Покой, порядок, защищенность – все рухнуло. Руперту трудно было взбираться по лестнице, так что Джеймс поставил для него кровать в гостиной, и больной проводил большую часть дня там или в зимнем саду, если день стоял солнечный. На втором этаже были душ и уборная и еще комната размером чуть больше стенного шкафа, где Джеймс оборудовал кухоньку с электрочайником и двухконфорочной электрической плиткой: там Руперт мог готовить себе кофе и подогревать сандвичи. Второй этаж, таким образом, превратился как бы в отдельную квартиру, которой Руперт завладел и в которой установил свой собственный – неопрятный, ниспровергающий принятые нормы, злобно-озорной – стиль жизни. По иронии судьбы дом стал гораздо менее покойным местом после того, как в нем поселился умирающий. К Руперту шел непрерывный поток посетителей: приходили новые и старые друзья Руперта, его рефлексолог, его массажистка, за которой тянулся аромат экзотических масел; приходил отец Майкл, который являлся, чтобы выслушать исповедь больного, но его заботы Руперт воспринимал, как казалось, с той же насмешливой покорностью, что и заботы о состоянии своего тела. Друзья редко оказывались в доме одновременно с Джеймсом, исключением были только выходные дни. Впрочем, свидетельства их посещений он находил каждый вечер: цветы, журналы, фрукты, флаконы со сладко пахнущими маслами. Посетители сплетничали, готовили кофе, их угощали вином. Как-то раз Джеймс спросил Руперта:
   – Отцу Майклу нравится вино?
   – Во всяком случае, он точно знает, какие бутылки снизу тащить.
   – Тогда все в порядке.
   Джеймсу не жаль было кларета, если отец Майкл понимал, что именно он пьет.
   Он снабдил Руперта ручным звонком, таким же большим и звучным, как школьный звонок. Приобретен он был на рынке Портобелло-роуд, чтобы Руперт мог ночью вызвать Джеймса из спальни на верхнем этаже, если вдруг понадобится помощь. Теперь Джеймс спал плохо, боясь услышать требовательный звон и в полусне представляя себе грохот колес по булыжной мостовой пораженного «черной смертью» Лондона, телегу с мертвыми телами и печальный вопль: «Выносите своих покойников!»
   Он помнил каждое слово, сказанное Рупертом два месяца назад, его внимательный иронический взгляд и улыбающиеся губы, лицо человека, ожидающего, что ему не поверят:
   – Я просто сообщаю вам факты. Жерар Этьенн знал, что Эрик болен СПИДом, и сделал все возможное, чтобы мы познакомились. Я не жалуюсь, вовсе нет. У меня ведь был какой-то выбор. Жерар же не уложил нас силком в постель друг с другом.
   – Жаль, что вы не воспользовались этим выбором.

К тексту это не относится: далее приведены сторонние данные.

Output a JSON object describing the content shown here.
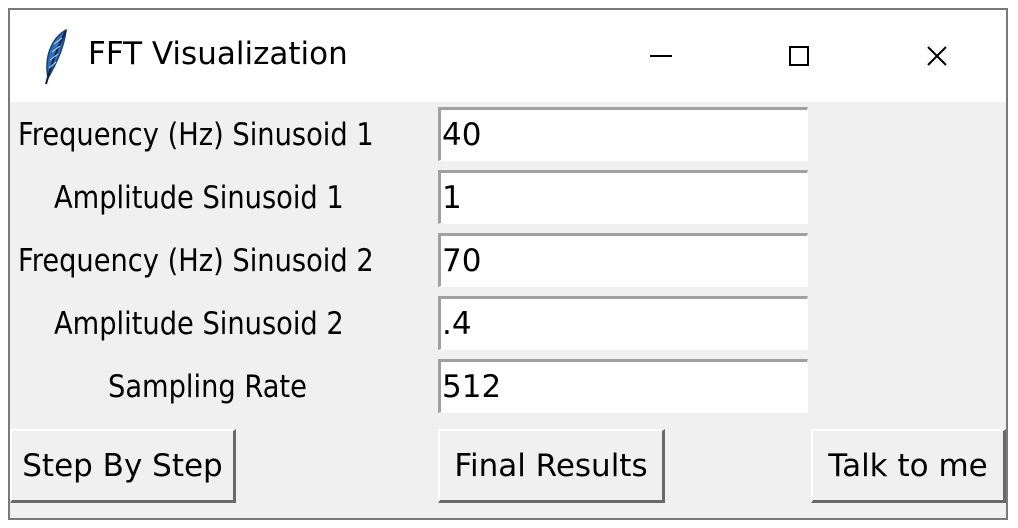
{
  "window": {
    "title": "FFT Visualization",
    "icon": "feather-icon"
  },
  "titlebar_buttons": {
    "minimize_icon": "minimize-icon",
    "maximize_icon": "maximize-icon",
    "close_icon": "close-icon"
  },
  "form": {
    "fields": [
      {
        "label": "Frequency (Hz) Sinusoid 1",
        "value": "40"
      },
      {
        "label": "Amplitude Sinusoid 1",
        "value": "1"
      },
      {
        "label": "Frequency (Hz) Sinusoid 2",
        "value": "70"
      },
      {
        "label": "Amplitude Sinusoid 2",
        "value": ".4"
      },
      {
        "label": "Sampling Rate",
        "value": "512"
      }
    ]
  },
  "buttons": {
    "step_by_step": "Step By Step",
    "final_results": "Final Results",
    "talk_to_me": "Talk to me"
  },
  "colors": {
    "window_bg": "#f0f0f0",
    "titlebar_bg": "#ffffff",
    "feather_blue": "#2f6fb5"
  }
}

   – Как это не воспользовался? Вы ведь Эрика не знали, верно? Он был прекрасен. Таких людей не много. Есть привлекательные, интересные, сексуальные, приятной внешности. Но прекрасных – нет. А он был прекрасен. Красота для меня всегда была непреоборима.
   – И это все, что вам требуется в любимом человеке – физическая красота?
   Руперт передразнил его, в глазах и голосе – мягкая издевка:
   – И это все, что вам требуется в любимом человеке? Джеймс, дорогой мой, в каком мире вы живете, что вы за человек такой? Нет, это не все, что мне требуется. Требовалось. В прошедшем времени, заметим. Было бы более тактично с вашей стороны, если бы вы аккуратнее обращались с грамматикой. Нет, это было не все. Мне нужен был человек, которому я тоже нравился бы. Человек с определенными навыками в постели. Я не спрашивал у Эрика, что он любит больше – джаз, камерную музыку или оперу, или, может быть, балет? И какое вино он предпочитает? Я говорю о страсти. Я говорю о любви. Господи, да это все равно что объяснять музыку Моцарта человеку, которому медведь на ухо наступил. Послушайте, давайте остановимся вот на чем: Жерар Этьенн сознательно свел нас. К тому времени он уже знал, что у Эрика СПИД. Он мог надеяться, что мы станем любовниками, мог не надеяться. Ему вообще могло быть все это до лампочки. Я думаю, он просто развлекался. Не знаю, что у него было на уме. Да меня это и не интересует. Я знаю, что было на уме у меня самого.
   – Ну а Эрик? Он-то знал, что его болезнь заразна. Он ничего вам не сказал? Господи, да о чем же он думал?!
   – Сначала ничего не сказал. Только потом. Но я его не виню. И если уж я его не виню, то вам следует держать свои высокоморальные суждения при себе. Не знаю, о чем он думал. Я не лезу своим друзьям в душу. Может, ему нужен был компаньон, чтобы вместе пройти последнюю пару миль перед тем, как погрузиться в бесконечное исследование пресловутой тишины? – Помолчав, он спросил: – А вы? Вы не прощаете своих друзей?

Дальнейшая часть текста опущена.